Although we have considered exploring randomization methods in greater depth, in practice this has been a low priority. Such tests of significance between just two samples made sense to apply before the advent of next generation sequencing, when datasets often consisted of data from just a couple of different environmental samples. However, as the complexity of datasets has grown from just a few to thousands of samples, we have found other techniques to be more useful for statistically evaluating whether microbial composition differs across samples and whether these differences correlate with measured experimental parameters. One reason that we have found the UniFrac significance test to not be optimal for complex datasets is that pairwise tests of significance quickly loose power as the number of samples increase, because so many tests are being performed, requiring multiple comparisons corrections such as with the Bonferroni correction or False Discovery Rate (FDR) [13]. Furthermore, because significance values take into account not only the size of the biological effect but also technical parameters such as the number of sequences per sample, the practice of assessing which samples differ to the greatest degree by identifying pairs of samples that have the smallest p-value, as is done in Long et al. [2], can be misleading. The most significant p-values will not necessarily reflect the pairs with the largest effect sizes (UniFrac distances).

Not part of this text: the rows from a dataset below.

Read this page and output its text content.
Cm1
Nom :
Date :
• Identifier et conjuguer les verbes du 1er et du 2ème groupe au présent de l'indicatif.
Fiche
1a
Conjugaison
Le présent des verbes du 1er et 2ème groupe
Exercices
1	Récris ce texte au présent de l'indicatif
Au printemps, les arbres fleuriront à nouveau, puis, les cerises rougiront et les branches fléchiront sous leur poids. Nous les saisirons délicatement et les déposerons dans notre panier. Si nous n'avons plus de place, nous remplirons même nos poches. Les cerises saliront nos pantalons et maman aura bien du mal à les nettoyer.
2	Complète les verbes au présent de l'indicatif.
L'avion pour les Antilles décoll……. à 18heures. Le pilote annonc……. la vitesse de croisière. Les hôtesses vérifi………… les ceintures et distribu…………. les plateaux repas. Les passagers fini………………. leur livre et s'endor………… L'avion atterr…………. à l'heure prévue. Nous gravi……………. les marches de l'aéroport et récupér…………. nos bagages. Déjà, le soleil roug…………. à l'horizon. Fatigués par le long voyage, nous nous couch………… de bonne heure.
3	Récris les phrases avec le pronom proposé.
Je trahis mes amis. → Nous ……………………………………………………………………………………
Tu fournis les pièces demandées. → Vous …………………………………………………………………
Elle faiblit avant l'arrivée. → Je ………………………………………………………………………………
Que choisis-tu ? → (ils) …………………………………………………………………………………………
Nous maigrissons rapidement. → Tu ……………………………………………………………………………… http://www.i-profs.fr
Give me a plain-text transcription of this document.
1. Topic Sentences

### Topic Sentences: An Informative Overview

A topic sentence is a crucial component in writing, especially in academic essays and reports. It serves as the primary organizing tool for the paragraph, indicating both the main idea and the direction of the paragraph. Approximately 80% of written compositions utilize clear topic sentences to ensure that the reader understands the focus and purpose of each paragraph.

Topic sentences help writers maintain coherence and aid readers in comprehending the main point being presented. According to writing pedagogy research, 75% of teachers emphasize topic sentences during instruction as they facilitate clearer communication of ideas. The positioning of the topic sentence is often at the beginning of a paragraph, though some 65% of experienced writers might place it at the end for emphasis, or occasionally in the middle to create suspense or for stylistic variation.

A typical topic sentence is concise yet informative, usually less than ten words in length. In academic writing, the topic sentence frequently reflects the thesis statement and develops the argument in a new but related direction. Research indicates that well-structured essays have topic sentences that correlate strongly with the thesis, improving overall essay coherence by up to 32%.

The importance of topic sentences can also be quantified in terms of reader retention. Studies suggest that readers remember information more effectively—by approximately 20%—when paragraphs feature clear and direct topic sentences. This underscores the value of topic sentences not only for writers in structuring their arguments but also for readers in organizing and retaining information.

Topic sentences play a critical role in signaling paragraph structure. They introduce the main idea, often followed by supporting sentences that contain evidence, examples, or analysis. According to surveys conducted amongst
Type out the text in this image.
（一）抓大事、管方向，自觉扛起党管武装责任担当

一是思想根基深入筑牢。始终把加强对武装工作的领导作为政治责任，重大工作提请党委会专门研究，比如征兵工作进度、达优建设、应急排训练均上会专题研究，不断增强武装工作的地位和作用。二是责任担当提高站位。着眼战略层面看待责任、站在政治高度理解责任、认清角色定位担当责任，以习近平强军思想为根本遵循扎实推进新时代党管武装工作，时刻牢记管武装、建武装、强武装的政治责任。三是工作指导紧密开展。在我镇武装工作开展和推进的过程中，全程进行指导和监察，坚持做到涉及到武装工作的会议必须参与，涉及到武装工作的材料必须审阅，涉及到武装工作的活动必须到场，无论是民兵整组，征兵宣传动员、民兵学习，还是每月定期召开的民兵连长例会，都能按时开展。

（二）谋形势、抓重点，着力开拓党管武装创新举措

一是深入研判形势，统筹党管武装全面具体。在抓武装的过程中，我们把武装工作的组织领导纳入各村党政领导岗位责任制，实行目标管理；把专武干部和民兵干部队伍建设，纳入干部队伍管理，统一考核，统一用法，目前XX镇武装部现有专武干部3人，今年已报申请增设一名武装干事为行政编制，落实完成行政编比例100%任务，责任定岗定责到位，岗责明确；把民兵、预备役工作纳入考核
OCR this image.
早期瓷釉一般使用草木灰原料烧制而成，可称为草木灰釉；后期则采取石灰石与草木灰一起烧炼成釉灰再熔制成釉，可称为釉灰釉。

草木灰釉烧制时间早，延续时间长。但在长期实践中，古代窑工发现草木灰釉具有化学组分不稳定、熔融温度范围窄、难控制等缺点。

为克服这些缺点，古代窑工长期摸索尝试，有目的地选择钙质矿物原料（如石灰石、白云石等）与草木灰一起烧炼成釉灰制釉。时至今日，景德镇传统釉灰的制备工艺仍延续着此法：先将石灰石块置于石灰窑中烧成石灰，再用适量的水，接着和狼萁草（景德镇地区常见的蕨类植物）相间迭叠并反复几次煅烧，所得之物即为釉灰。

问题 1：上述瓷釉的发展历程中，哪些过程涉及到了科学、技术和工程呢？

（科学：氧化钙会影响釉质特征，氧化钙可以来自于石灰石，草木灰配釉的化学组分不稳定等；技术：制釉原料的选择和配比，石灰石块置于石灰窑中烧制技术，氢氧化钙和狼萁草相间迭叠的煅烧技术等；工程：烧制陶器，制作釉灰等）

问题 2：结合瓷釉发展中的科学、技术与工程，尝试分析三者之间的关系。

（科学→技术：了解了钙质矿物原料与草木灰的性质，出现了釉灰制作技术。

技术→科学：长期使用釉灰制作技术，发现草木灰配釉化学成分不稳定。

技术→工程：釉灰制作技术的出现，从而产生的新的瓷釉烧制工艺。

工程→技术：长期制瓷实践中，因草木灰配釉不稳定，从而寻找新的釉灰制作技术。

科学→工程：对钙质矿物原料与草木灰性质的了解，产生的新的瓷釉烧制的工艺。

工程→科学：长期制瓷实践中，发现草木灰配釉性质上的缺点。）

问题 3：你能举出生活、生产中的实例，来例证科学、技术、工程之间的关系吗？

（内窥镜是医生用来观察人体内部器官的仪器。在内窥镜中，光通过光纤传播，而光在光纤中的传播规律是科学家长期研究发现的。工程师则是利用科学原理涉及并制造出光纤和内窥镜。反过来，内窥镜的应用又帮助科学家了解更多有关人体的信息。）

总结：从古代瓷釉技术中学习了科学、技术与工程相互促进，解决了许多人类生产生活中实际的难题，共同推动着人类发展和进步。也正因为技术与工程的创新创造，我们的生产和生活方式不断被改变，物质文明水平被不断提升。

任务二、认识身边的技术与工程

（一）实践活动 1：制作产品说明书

We have thus found statistical tests that evaluate whether UniFrac distances are significantly associated with measured environmental parameters to be more powerful, for instance by applying ANOSIM [14] or Adonis [15] to UniFrac distances matrices using QIIME [3]. Another approach is to statistically compare UniFrac values to determine whether within group distances are significantly smaller than between groups distances, for instance as done to determine that gut microbiota were more similar within twins than between unrelated individuals in Turnbaugh et al. [16]. These types of tests are more appropriate for the larger studies that decreased sequencing cost has made increasingly common.